Public health grads urged to develop skills beyond science as leaders and advocates
The 108 graduates of the School of Public Health’s Class of 2008 have their work cut out for them: defeating the AIDS virus, reducing obesity and eliminating health care disparities—to name just a few of the tasks cited by Dean Paul D. Cleary, Ph.D. And they’ll face one more challenge, said Commencement speaker Georges C. Benjamin, M.D., director of the American Public Health Association: “Nobody’s going to know what you do,” he told the graduates gathered in Battell Chapel on May 26.
Benjamin offered an analogy: Two people rescue a drowning person who drifts by their picnic spot. The next day they save two more people; and as the numbers steadily increase, they establish an elaborate rescue system using boats, ambulances and helicopters. When the rescuers finally address the cause of the problem—a curve in an upstream road—and solve it with a guardrail and speed limit, the flow of victims ends.

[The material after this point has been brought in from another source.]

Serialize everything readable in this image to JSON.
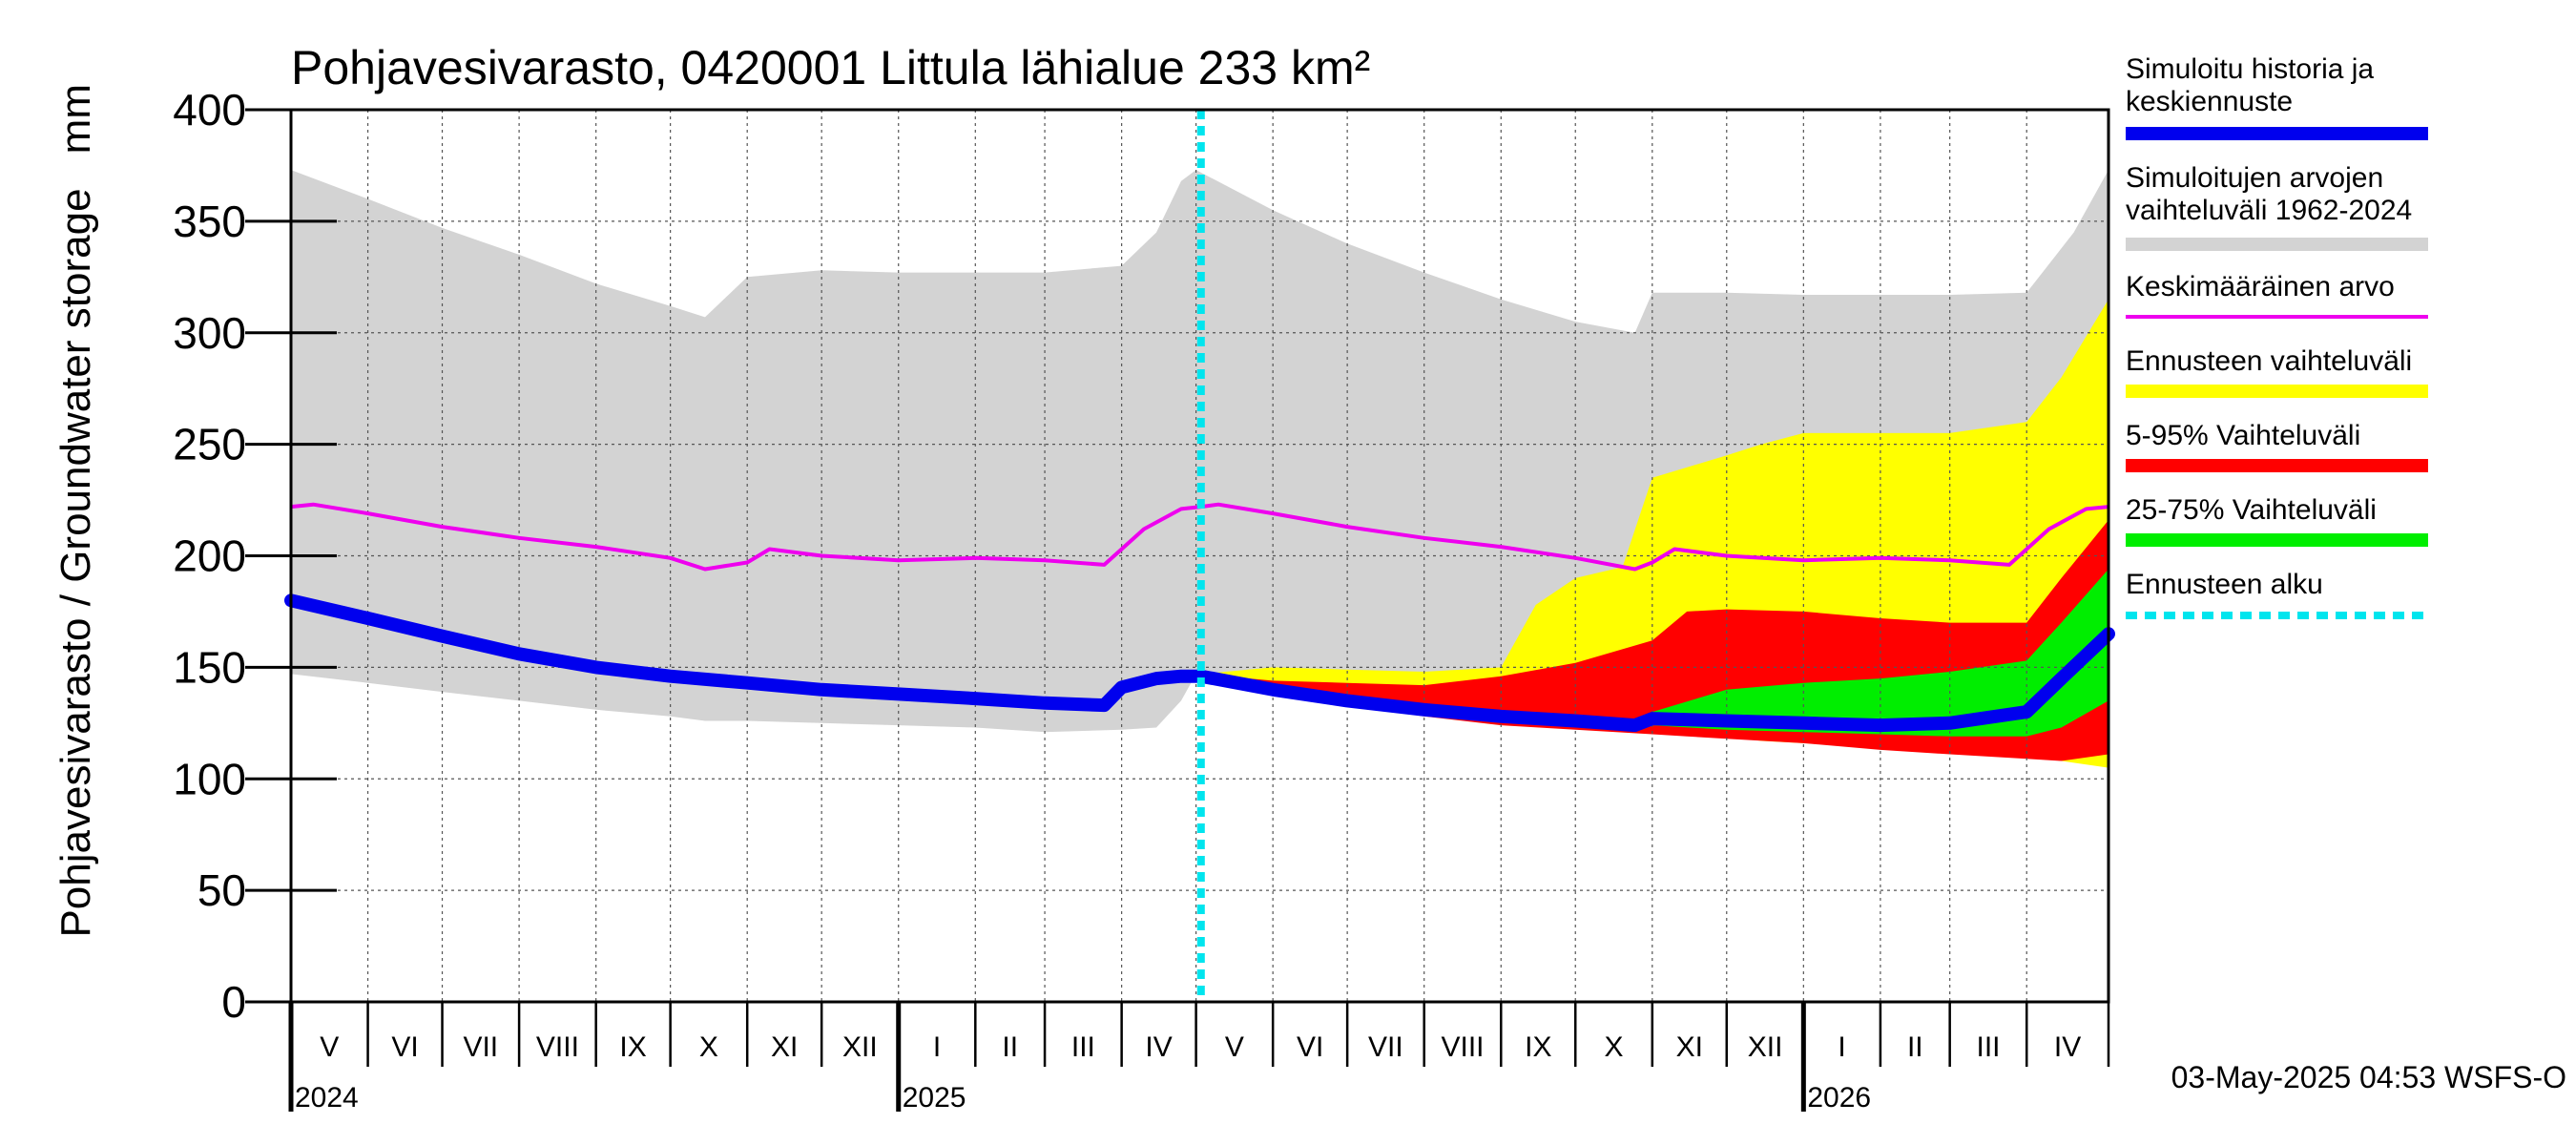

To achieve this sort of prevention, Benjamin told the graduates they’d need skills as leaders, administrators and advocates and good relationships with policy-makers. “Science is necessary but not sufficient,” Cleary said, noting that students on the medical campus are pressing New Haven officials to improve traffic safety at nearby intersections. In April a medical student was killed (see related story, "Celebration, loss and an exhortation to dream."); in October 2006 a public health student was seriously injured. Both were struck by cars.
Public health awards
This year’s excellence in teaching award went to Annette M. Molinaro, Ph.D., assistant professor of public health (biostatistics). “If you can generate enthusiasm for core biostatistics, you are some teacher,” Cleary quipped.
Sharing the Dean’s Prize for Outstanding M.P.H. Thesis were Rupak Datta, Ling-I Hsu, Diane Martinez and Stephanie Smith. The Henry J. (Sam) Chauncey Jr. Inspiration Award went to Heather McPheron, and Ashley Fields won the Cortlandt Van Rensselaer Creed Award. Student speaker Rebecca Boulos offered warm memories of her classmates.